This past weekend marked the production’s U.S. premiere, presented by the China Arts and Entertainment Group to a packed David H. Koch Theater at the Lincoln Center in New York City. Viewers of all ages crowded the lobby, eagerly awaiting entry while enjoying televised performance clips. Perhaps the youngest viewer in attendance, a two-year-old, sat patiently on the lap of the viewer beside me—swaying in time with the dancers onstage.
The story of the crested ibis serves as the foundation for “Soaring Wings.” Over the past century, this iconic bird—once widespread across Japan, China, Korea, Taiwan, and Russia—faced the threat of extinction, due largely to human interference with the ibises’ environment. In 1981, seven were discovered to still be in existence in the Shaanxi Province of China—a welcome surprise, as the bird was thought to already be extinct throughout the country. Since then, tremendous efforts have been taken to breed the bird in captivity for later release, fortifying the ibises’ perilously low numbers. Though its status currently holds at “endangered,” scientists have helped to reintegrate ibis populations in China, Japan, Korea, and eastern Siberia.
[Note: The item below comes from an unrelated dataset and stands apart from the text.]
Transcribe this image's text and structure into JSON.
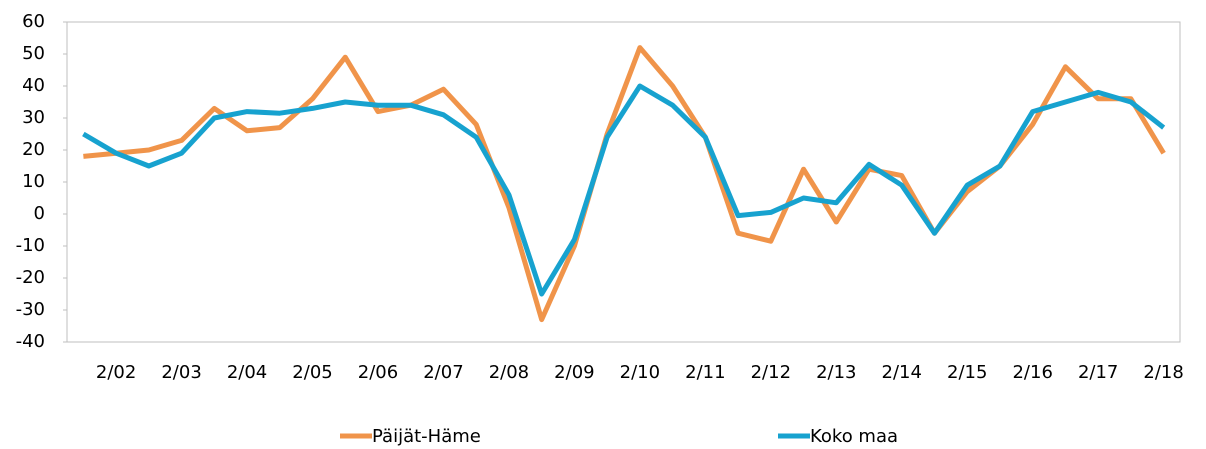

This real-life tale of harmonious prosperity, subsequent demolition, and newfound resurgence comes across beautifully in “Soaring Wings,” which playwright Luo Huaizhen has woven into an endearing love story between a young adventurer and a playfully affectionate, yet mysteriously independent, ibis. The two first meet at a time when this “bird of good fortune” is revered, living vibrantly alongside mankind. Over the course of the evening we follow the pair, as urbanization decimates the once lush forest, and the young man (now aged) strives to save his ibis (and the species as a whole) from becoming nothing more than a scientifically documented memory.
All artistic mediums have worked in tandem with one another to make this production the impressive success it is, and playwriting is only the beginning. Its large cast of roughly 50 dancers showcases strikingly precise technique, which is no small feat given director and choreographer Tong Ruirui’s challengingly complex phrase work. These ibises are not simply flapping their wings; they are pecking, strutting, and contorting their bodies into bird-like stances, with every flick of the wrist and twist of the neck intricately timed. At moments, Tong’s choreography melts into luxurious fluidity reminiscent of flight; at others, it is tumultuous, as the cast swarms the two leads and tosses them across the stage as if swept up by billowing smoke. These moments are brilliantly heightened by composer Guo Sida’s triumphant orchestral score. Coupled with the production’s mesmerizing stage sets (Zhang Jiwen)—that feel anything but stationary as they expand and contract from scene to scene, as if another breathing performer onstage—and creative costume design (Zhong Jiani)—turning the company’s performers into birds, sky, and smog—these artistic elements amount to an impressive spectacle.
Yet the show would be nothing without its two leads. Zhu Jiejing (the ibis) and Wang Jaijun (the man) are not only principal dancers with Shanghai Dance Theatre, but China national first-level actors as well, and this duality of skills is abundantly apparent throughout the production. Wang, in particular, performs the work through both body and face, with expressions of joy and humor that tickle our nerves, and moments of distress that draw us deeply into his pain. Likewise, Zhu’s ability to fully transform herself into the playfully clever ibis should alone be enough, but she is tasked with embodying this majestic bird at all points of its life—from healthy and seemingly floating to weak and struggling to maintain her majesty. Zhu and Wang complement each other beautifully, and succeed in driving home the production’s innovative integration of environmental advocacy and performing arts.
As a writer, I can do my best to describe the impact such striking narrative, choreography, music, and sets have on an audience, but perhaps it was the two-year-old sitting beside me who said it best—cooing “Hai yao, hai yao!” as each scene faded to black (“Give me more, give me more!”).